I do everything online and have done so for at least 15 years.  Saves time, saves the paper hassle, saves postage.  I get an e-mail saying my xyz bill is ready and go to the xyz website and pay the bill. Quick as can be, no paper all over the place, no postage and no worrying about whether my payment got somewhere on time (I get an e-mail back saying "we've received your payment") and that's all there is to it.

I used to keep all that paper (paid bills, etc. ) and then I asked myself "when was I EVER asked to produce a paper copy of a bill I paid 5 years ago?"  And the answer was "never."  So I got rid of all that paper.  During my work life I figure I must have kept track of 10 zillion tons of paper.  I hate piles and files of paper.  If I want to see payment history or anything else for whatever reason, I can just pull up my xyz account online and see whatever I want to see.  And in the unlikely event that I should ever need a copy of a 5 year old bill, I can pull said bill online and print it.

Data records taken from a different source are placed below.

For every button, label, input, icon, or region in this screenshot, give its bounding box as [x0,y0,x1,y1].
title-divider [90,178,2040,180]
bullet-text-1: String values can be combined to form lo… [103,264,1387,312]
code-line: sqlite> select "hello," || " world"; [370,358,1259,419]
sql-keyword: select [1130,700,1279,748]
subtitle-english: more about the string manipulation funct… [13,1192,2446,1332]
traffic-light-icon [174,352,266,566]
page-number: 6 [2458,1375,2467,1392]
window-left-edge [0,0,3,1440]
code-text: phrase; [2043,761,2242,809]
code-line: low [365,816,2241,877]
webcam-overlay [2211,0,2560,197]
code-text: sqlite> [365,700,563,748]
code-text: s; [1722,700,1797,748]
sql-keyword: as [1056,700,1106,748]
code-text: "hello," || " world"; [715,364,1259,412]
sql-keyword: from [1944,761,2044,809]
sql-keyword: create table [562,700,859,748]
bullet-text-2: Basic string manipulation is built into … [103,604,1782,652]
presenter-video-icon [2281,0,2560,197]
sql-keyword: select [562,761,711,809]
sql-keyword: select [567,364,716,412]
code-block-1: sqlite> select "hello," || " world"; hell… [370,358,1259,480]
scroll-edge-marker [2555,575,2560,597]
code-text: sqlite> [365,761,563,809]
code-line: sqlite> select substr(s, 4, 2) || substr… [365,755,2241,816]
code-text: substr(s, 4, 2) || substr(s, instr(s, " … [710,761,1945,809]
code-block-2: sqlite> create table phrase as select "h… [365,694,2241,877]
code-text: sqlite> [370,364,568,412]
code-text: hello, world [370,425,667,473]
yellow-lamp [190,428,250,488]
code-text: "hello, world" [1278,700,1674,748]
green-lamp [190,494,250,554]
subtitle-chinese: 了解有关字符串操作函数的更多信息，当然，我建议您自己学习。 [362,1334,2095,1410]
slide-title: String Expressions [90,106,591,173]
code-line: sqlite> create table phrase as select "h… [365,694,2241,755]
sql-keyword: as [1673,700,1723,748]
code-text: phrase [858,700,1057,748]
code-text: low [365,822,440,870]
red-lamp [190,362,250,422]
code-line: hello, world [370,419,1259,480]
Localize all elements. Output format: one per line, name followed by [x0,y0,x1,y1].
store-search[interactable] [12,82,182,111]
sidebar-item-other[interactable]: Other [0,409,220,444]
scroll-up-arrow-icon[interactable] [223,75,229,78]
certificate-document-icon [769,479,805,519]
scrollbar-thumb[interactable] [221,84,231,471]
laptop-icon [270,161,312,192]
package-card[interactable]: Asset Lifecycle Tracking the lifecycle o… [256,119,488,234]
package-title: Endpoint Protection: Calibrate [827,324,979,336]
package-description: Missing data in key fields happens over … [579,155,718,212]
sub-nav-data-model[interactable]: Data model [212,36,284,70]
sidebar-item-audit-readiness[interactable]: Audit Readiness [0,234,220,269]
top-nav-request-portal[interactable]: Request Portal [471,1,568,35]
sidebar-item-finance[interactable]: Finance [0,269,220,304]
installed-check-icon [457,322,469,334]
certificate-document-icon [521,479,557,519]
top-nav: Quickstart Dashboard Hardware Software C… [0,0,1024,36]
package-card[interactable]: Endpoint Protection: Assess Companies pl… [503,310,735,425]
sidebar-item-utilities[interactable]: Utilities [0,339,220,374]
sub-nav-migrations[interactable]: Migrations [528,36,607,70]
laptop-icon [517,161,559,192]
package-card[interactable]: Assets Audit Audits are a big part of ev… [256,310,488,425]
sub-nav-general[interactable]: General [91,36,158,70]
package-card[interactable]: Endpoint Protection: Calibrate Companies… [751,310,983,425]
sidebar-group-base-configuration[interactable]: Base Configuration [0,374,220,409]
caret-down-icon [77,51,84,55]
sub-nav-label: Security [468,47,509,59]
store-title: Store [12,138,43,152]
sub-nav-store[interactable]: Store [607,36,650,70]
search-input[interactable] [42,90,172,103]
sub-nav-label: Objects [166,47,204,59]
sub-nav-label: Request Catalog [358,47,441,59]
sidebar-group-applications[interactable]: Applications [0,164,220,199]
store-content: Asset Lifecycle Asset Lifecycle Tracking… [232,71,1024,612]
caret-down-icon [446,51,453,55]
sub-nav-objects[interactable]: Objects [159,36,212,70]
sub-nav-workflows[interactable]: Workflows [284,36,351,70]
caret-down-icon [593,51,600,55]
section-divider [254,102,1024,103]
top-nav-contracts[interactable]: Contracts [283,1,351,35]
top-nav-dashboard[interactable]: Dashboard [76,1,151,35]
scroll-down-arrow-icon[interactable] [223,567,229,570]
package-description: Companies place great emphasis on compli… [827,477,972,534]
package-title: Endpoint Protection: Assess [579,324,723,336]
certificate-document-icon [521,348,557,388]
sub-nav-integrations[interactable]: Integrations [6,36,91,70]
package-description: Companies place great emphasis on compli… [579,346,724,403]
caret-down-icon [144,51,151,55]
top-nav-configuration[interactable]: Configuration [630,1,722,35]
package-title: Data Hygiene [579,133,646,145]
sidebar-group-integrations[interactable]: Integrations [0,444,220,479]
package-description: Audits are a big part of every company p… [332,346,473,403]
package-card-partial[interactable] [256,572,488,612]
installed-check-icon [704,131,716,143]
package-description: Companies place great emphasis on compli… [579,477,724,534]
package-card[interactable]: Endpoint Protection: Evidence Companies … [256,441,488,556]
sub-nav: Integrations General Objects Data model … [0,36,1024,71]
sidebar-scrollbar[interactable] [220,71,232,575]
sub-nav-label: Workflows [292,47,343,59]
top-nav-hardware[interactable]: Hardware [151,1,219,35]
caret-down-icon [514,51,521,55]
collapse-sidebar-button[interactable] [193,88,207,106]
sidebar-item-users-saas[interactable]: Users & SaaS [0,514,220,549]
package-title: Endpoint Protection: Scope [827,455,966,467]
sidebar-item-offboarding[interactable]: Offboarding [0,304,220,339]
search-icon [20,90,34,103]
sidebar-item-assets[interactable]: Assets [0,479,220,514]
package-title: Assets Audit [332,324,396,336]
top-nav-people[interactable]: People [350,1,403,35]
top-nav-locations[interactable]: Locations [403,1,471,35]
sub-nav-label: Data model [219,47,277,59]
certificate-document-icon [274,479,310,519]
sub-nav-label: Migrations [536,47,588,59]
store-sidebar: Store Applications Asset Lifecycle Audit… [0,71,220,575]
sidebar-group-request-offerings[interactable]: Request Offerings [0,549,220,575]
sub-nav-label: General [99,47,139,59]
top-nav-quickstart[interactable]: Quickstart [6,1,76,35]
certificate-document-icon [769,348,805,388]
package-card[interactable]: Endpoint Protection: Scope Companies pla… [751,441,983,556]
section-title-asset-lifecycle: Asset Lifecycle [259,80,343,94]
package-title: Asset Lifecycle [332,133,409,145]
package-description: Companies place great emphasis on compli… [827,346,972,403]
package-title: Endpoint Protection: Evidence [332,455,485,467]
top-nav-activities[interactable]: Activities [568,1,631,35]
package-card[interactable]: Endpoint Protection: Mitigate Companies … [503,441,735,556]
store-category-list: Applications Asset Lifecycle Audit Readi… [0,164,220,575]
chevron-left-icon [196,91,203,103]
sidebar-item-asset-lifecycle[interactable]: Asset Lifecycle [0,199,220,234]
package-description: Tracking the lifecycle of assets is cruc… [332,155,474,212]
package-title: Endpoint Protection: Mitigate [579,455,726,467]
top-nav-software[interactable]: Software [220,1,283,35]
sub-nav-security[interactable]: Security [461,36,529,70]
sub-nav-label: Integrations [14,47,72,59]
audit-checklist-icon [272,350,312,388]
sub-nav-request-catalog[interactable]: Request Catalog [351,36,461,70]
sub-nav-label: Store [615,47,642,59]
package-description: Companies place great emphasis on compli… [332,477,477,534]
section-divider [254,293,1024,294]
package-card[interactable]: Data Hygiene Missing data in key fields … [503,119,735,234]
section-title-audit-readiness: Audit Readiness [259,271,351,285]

It's really quite freeing.


----------



## kburra (Sep 13, 2019)

Yes is a good idea and not much hassle to receive them and pay online.But of course, if you have chosen to DIRECT DEBIT, it can a hell of a job to stop the Direct debit "Personal Experience". So I won't choose the Direct option, but just pay out of normal savings account at the date that suits me .


----------



## Myquest55 (Sep 14, 2019)

I am all about the paper I can see and touch!  We have a small file cabinet that holds the statements but we do NO banking or financial stuff online.  Too easy to hack and several friends have had major trouble when they hit the wrong key to "pay" something.  Guess I am old school but I feel like I have more control over things, the old fashioned way


----------



## IrisSenior (Sep 14, 2019)

For my mastercards, some bills are on there, i.e., phone, internet, etc.; I receive an email and pay before due date from my bank account. My utilities are are taken from my bank account (i.e., water, gas electric, etc). Never had a problem. For my home and auto insurance, I receive the bill in the mail and talk and negotiate the price (and update any changes) and them pay by mastercard over the phone. I can't imagine receiving bills in the mail otherwise and the hassle or trying to pay them. How would I?


----------



## AprilSun (Sep 14, 2019)

Regardless of what I decide to do, I don't have to worry about postage and getting them back in the mail. I haven't done that in years because I log in to my bank and pay them there and it has worked great! I have checked on some of the bills that I receive and there is one that is giving people so much trouble and has been for some time so I may hold off on that one if I do any of them. I'm still debating on some of them. Thanks again! I'm enjoying this discussion!


----------